But Colson understood Ellery’s dogged determination, and his respect for the lone deputy increased many times over. He pulled himself to his feet, retracing the events of that night in his head, tryin got recall everywhere Pete had been, where he had thrown his clothes, combing his fingers through the strands of carpet until they were covered with little prickly nylon threads... and came up empty.

“Say Ellery,” he called into the bedroom from the doorway.

“Whassat?” Ellery poked his head up from under the double bed.

“You think about maybe postin a reward, maybe one a the help found it. If its gold it’s gotta be worth somethin.”

“Chances a theft are small. It was engraved with his name. I thought a that.”

“Oh. Didn’t know.”

“Yeah. Got a description from Wilson before Bill got his comment in. Wilson and Esmerelda Brand somethin somethin 1966.”

“Shit, they been married a long time.”

“Yeah, and her old man’s got five hundred thousand head in eastern Montana on open range. Wilson’s got a lot to lose in a divorce.”

“Then he’s stupid hangin out with Pete.”

“Yep, another stupid ass, in a long line a stupid asses. Nothin under here.” Ellery straightened up, pressing a hand into his back and producing a dull crack. “Muscle spasm, dammit.”

Colson went over to him. You okay?” He put his hand on Ellery’s shoulder to help him sit, and Ellery sat down on the side of the bed, tilting slightly, balancing himself by straightening one leg and shifting.

“Press yer hand back here, right here, where it’s tight,” he directed, and Colson dug his hard fingers into the lean musculature of Ellery’s spine. Whip-thin, his muscles rock-hard from the nervous energy of almost constant motion. Colson dug in a little harder and Ellery let out a gasp. “There, right there, ow, that is ow in a good way.”

Colson moved his hand up, pressing as he went along, looking closely at the expression on Ellery’s face. Ellery glanced up and let out a low laugh.

“This isn’t exactly how I was picturing you touchin me.” He froze in place, then, and it took several long breaths for him to recover and remember what he was doing.

“Uh, sorry.”

“No, dammit, I’m sorry, I shouldn’t keep doin that to you. It doesn’t really endear you to me, it’s just causin you to panic every time. And for the record I really do have a spasm, got in a car wreck not too long before Bill and the Art Theft story and got a bad disc down there.”

“I know, I didn’t think you was makin it up,” Colson mumbled, his face a welter of confusion.

“Look, Colson, you are a sweet and dear man, and it gets my blood up when I look at you, okay? But I made a promise and maybe its time ta make another promise about suggestive remarks.”

“No, it’s okay,” he said, his mumble deepening into a stammer. “As long as... as long as there ain’t no one else around.”

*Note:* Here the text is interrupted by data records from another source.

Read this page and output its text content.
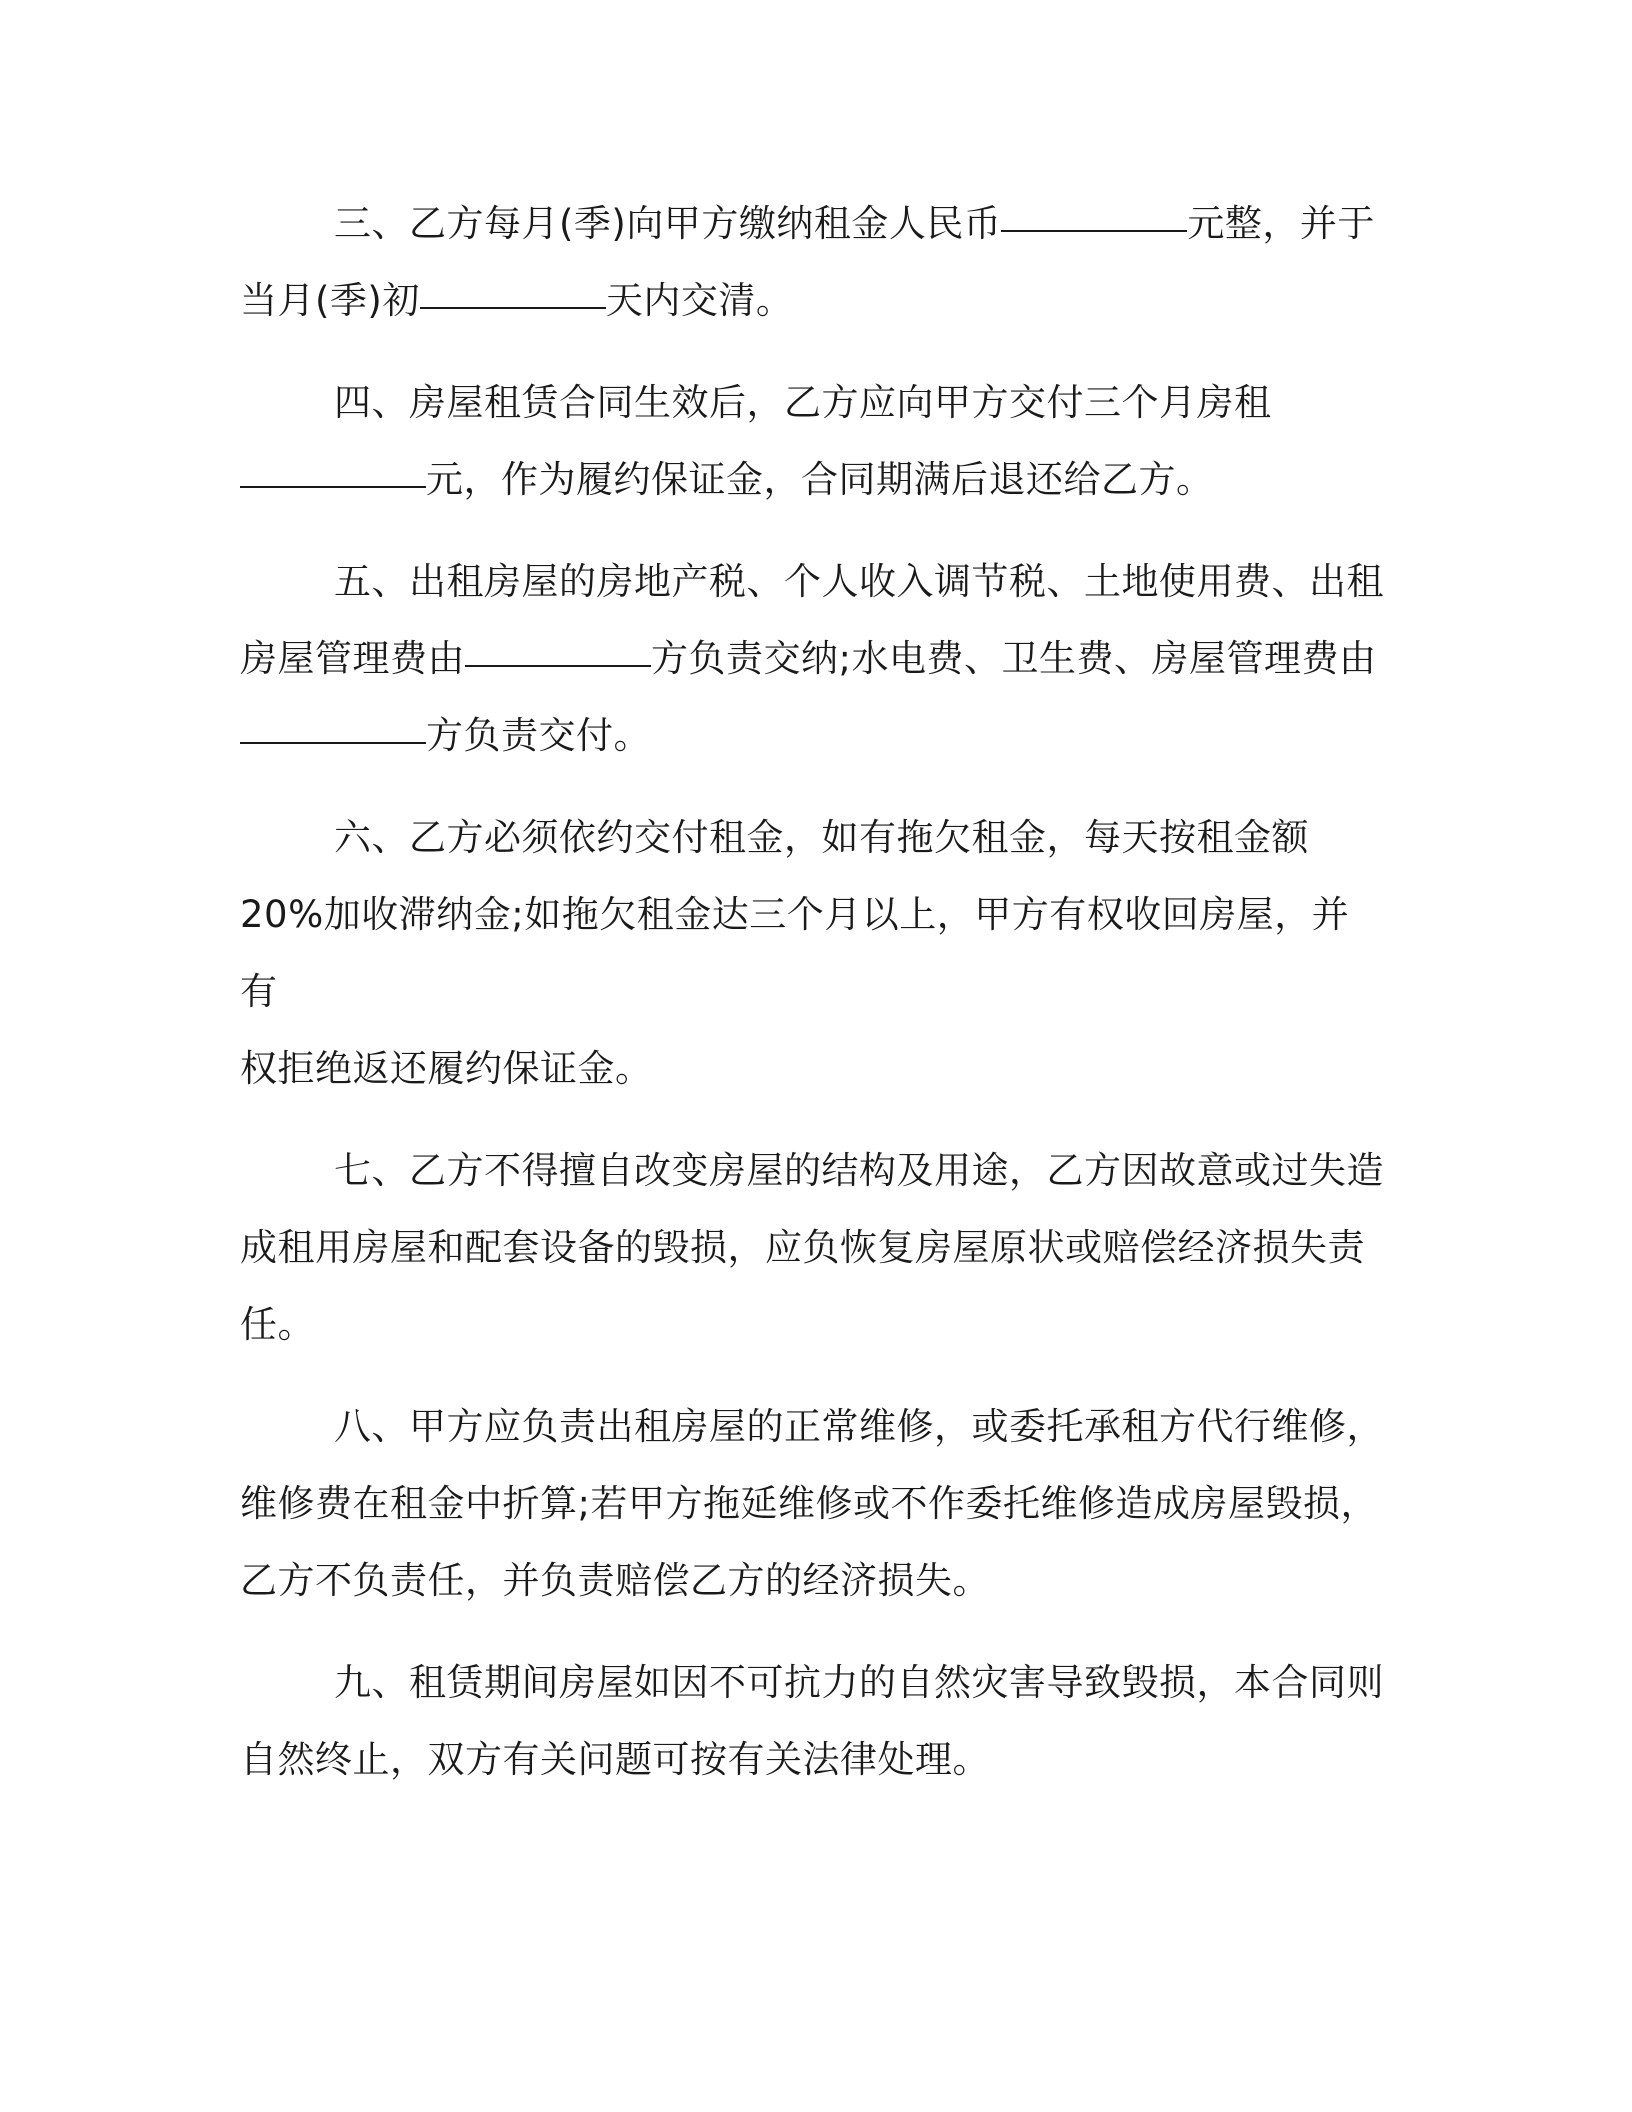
三、乙方每月(季)向甲方缴纳租金人民币	元整，并于
当月(季)初	天内交清。

四、房屋租赁合同生效后，乙方应向甲方交付三个月房租
元，作为履约保证金，合同期满后退还给乙方。

五、出租房屋的房地产税、个人收入调节税、土地使用费、出租
房屋管理费由	方负责交纳;水电费、卫生费、房屋管理费由
方负责交付。

六、乙方必须依约交付租金，如有拖欠租金，每天按租金额
20%加收滞纳金;如拖欠租金达三个月以上，甲方有权收回房屋，并有
权拒绝返还履约保证金。

七、乙方不得擅自改变房屋的结构及用途，乙方因故意或过失造
成租用房屋和配套设备的毁损，应负恢复房屋原状或赔偿经济损失责
任。

八、甲方应负责出租房屋的正常维修，或委托承租方代行维修，
维修费在租金中折算;若甲方拖延维修或不作委托维修造成房屋毁损，
乙方不负责任，并负责赔偿乙方的经济损失。

九、租赁期间房屋如因不可抗力的自然灾害导致毁损，本合同则
自然终止，双方有关问题可按有关法律处理。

Ellery tilted his chin and looked into up into Colson’s eyes. “You mean that?”

Colson nodded, not trusting his voice, his fingers still kneading the spasm that was now slowly responding to his hard fingers, relaxing his back, and Ellery was able to straighten a bit more.

“Feels better.” Ellery slid his hand up Colson’s arm to the elbow and then looked at him once more. “Thank you, Colson.”

Colson moved, then, the handful of inches between his face and Ellery’s, until he could feel the warmth of Ellery’s breath against his cheek, shifted slightly until their cheeks brushed, and his hand slid down the outside of the smooth black shirt, seeking his hand, finding it half open against his knee, and grasped it, clamping his own hand hard and pulling it, as though testing the willingness of the man who owned it to come to him, pulling it into the hard lump now straining against his fly.

“I do... want it,” Colson said, his voice a harsh, barely heard whisper.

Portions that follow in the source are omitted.